‘En attendant la grippe aviaire’, on s’amuse
Humour noir pour la dernière pièce d'Antoine Jaccoud présentée à Lausanne avant Genève.
L’auteur vaudois y dénonce le catastrophisme et l’agitation sociale qui entourent le problème de la pandémie.
Aristophane avait fait des «Oiseaux» les héros d’une cité idéale. Depuis, les temps ont bien changé pour ces pauvres bêtes, du moins au théâtre. Sous la plume de nos auteurs, les oiseaux sont devenus les anti-héros de nos villes – pas vraiment idéales.
Antoine Jaccoud s’est emparé des volatiles pour en faire les protagonistes invisibles de sa dernière pièce ‘En attendant la grippe aviaire’. Un texte à la veine comique que le dramaturge vaudois met en scène au Théâtre de l’Arsenic, à Lausanne.

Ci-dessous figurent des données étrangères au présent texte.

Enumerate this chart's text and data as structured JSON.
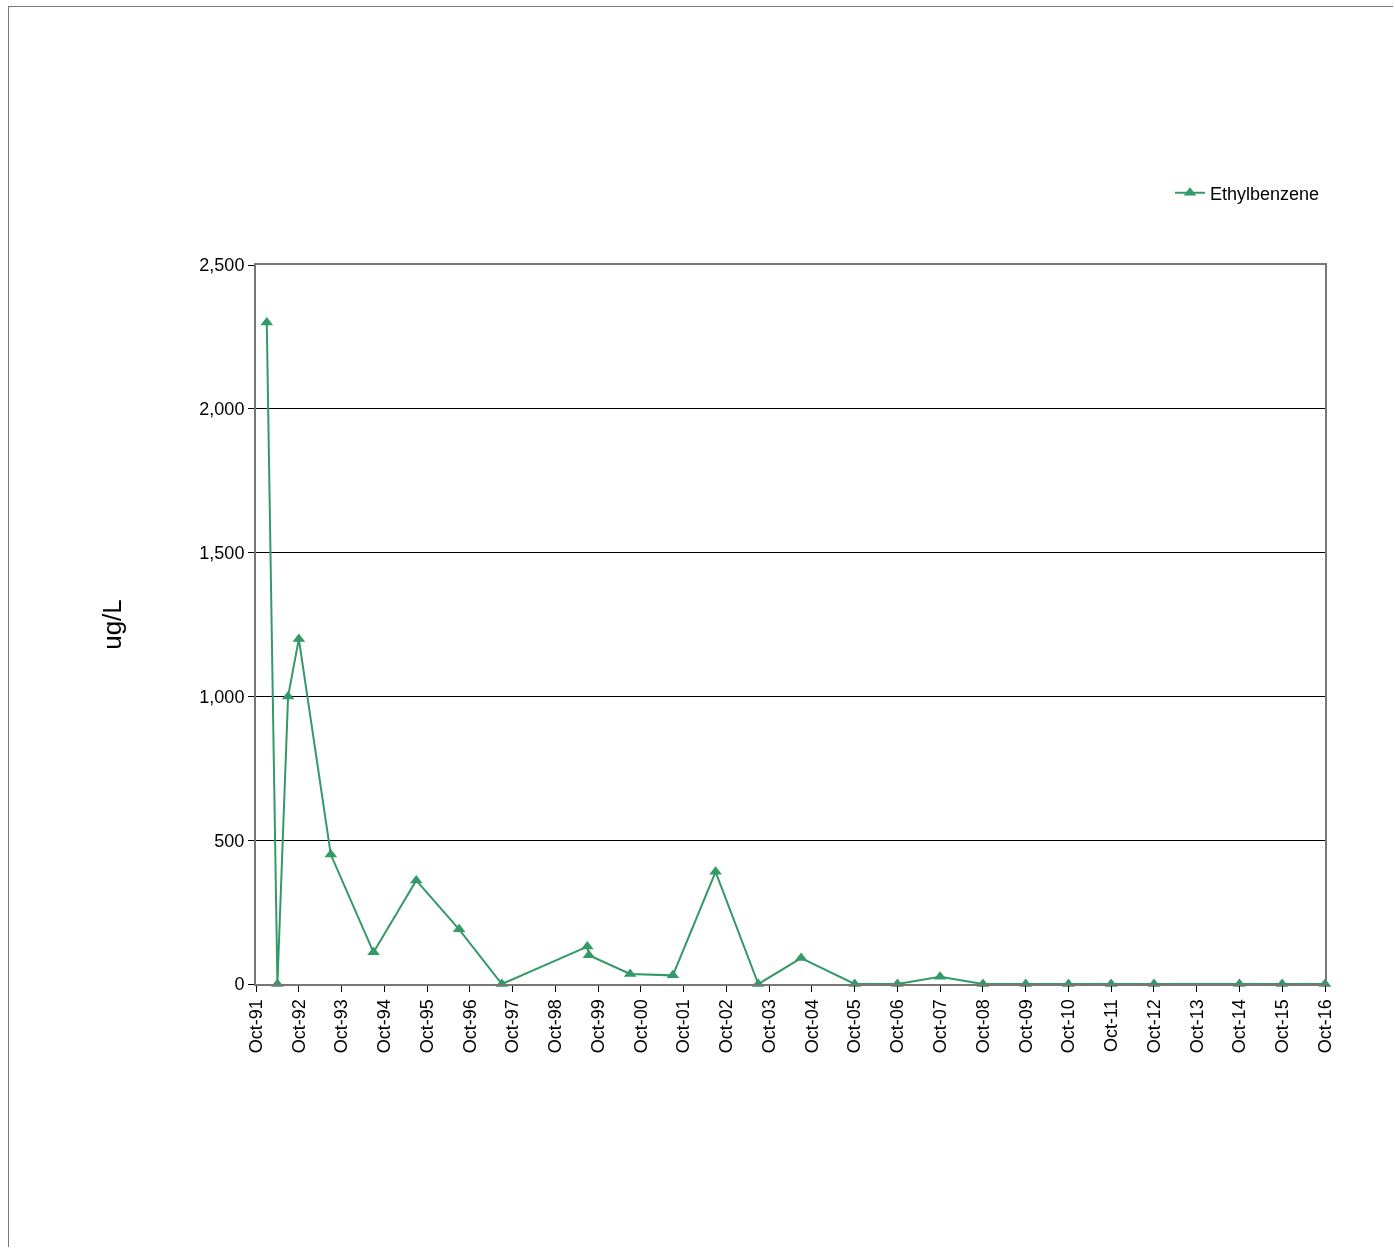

Pour l’écrire, il s’est plongé dans les rapports scientifiques sur le virus H5N1, publiés par l’OMS et l’Office fédéral de la santé publique. Sa démarche est donc sérieuse, mais maquillée par un humour catastrophé qu’on lui connaît bien.
Un sujet anxiogène
«La grippe aviaire, lâche Jaccoud, c’est le territoire idéal pour moi. C’est un sujet totalement anxiogène et j’y trouve l’occasion de dénoncer, sur le mode de la satire, cette immense agitation sociale qui entoure le problème de la pandémie.»
«Les recommandations des autorités scientifiques et les mesures à prendre en cas d’attaque massive (fermeture des écoles et des crèches, limitation des transports et des commerces…) sont bien sûr rationnelles», poursuit-il.
«Mais on se demande comment une société aussi cynique et individualiste que la nôtre, avec des ressources spirituelles défaillantes, pourrait se soumettre à ces mesures? C’est le choc de ces deux visions qui constitue le noeud de ma pièce.»
Sur scène, un couple lambda. Un homme et une femme des plus ordinaires, face à un speaker (représentant des médias) qui leur envoie à dose massive des informations catastrophiques sur la grippe aviaire.
Thématique apocalyptique évitée
«Ce qui m’intéresse, explique Antoine Jaccoud, c’est la réaction du couple, les pressions psychologiques qu’il subit. Il y a une problématique de l’apocalypse sur laquelle on ne réfléchit jamais. Jusqu’ici, on s’est préoccupé des mesures à prendre, mais aucun journaliste n’est allé voir comment vivent au quotidien des gens menacés par une pandémie.»
Pour l’auteur vaudois, il y a urgence. «Ici, le débat intellectuel est très lent à venir, déplore-t-il. Or le théâtre, bien plus que le cinéma, autorise une rapidité de réaction et une amplitude de vibrations dont il faut absolument se servir.»
swissinfo, Ghania Adamo
‘En attendant la grippe aviaire’, à voir à Lausanne au Théâtre de L’Arsenic, jusqu’au 26 novembre.
A voir ensuite à Genève, au Théâtre Saint-Gervais, du 29 novembre au 15 décembre.
Mise en scène: Antoine Jaccoud.
Avec: Jean-Luc Borgeat, Françoise Boillat, Pierre-Isaïe Duc.
Antoine Jaccoud est né en 1957 à Lausanne.
Il s’est formé à l’écriture dramatique auprès de cinéastes tels que le Polonais Krysztof Kieslowski, auteur notamment de Trois couleurs: Bleu/Blanc/Rouge.
Après avoir écrit des scénarios et animé des ateliers dans des écoles de cinéma, il a écrit pour le théâtre, collaborant notamment avec le dramaturge romand Denis Maillefer.
Antoine Jaccoud est l’auteur de plusieurs pièces, notamment ‘Je suis le mari de ***’ (1999) ou ‘Le voyage en Suisse’ (2003).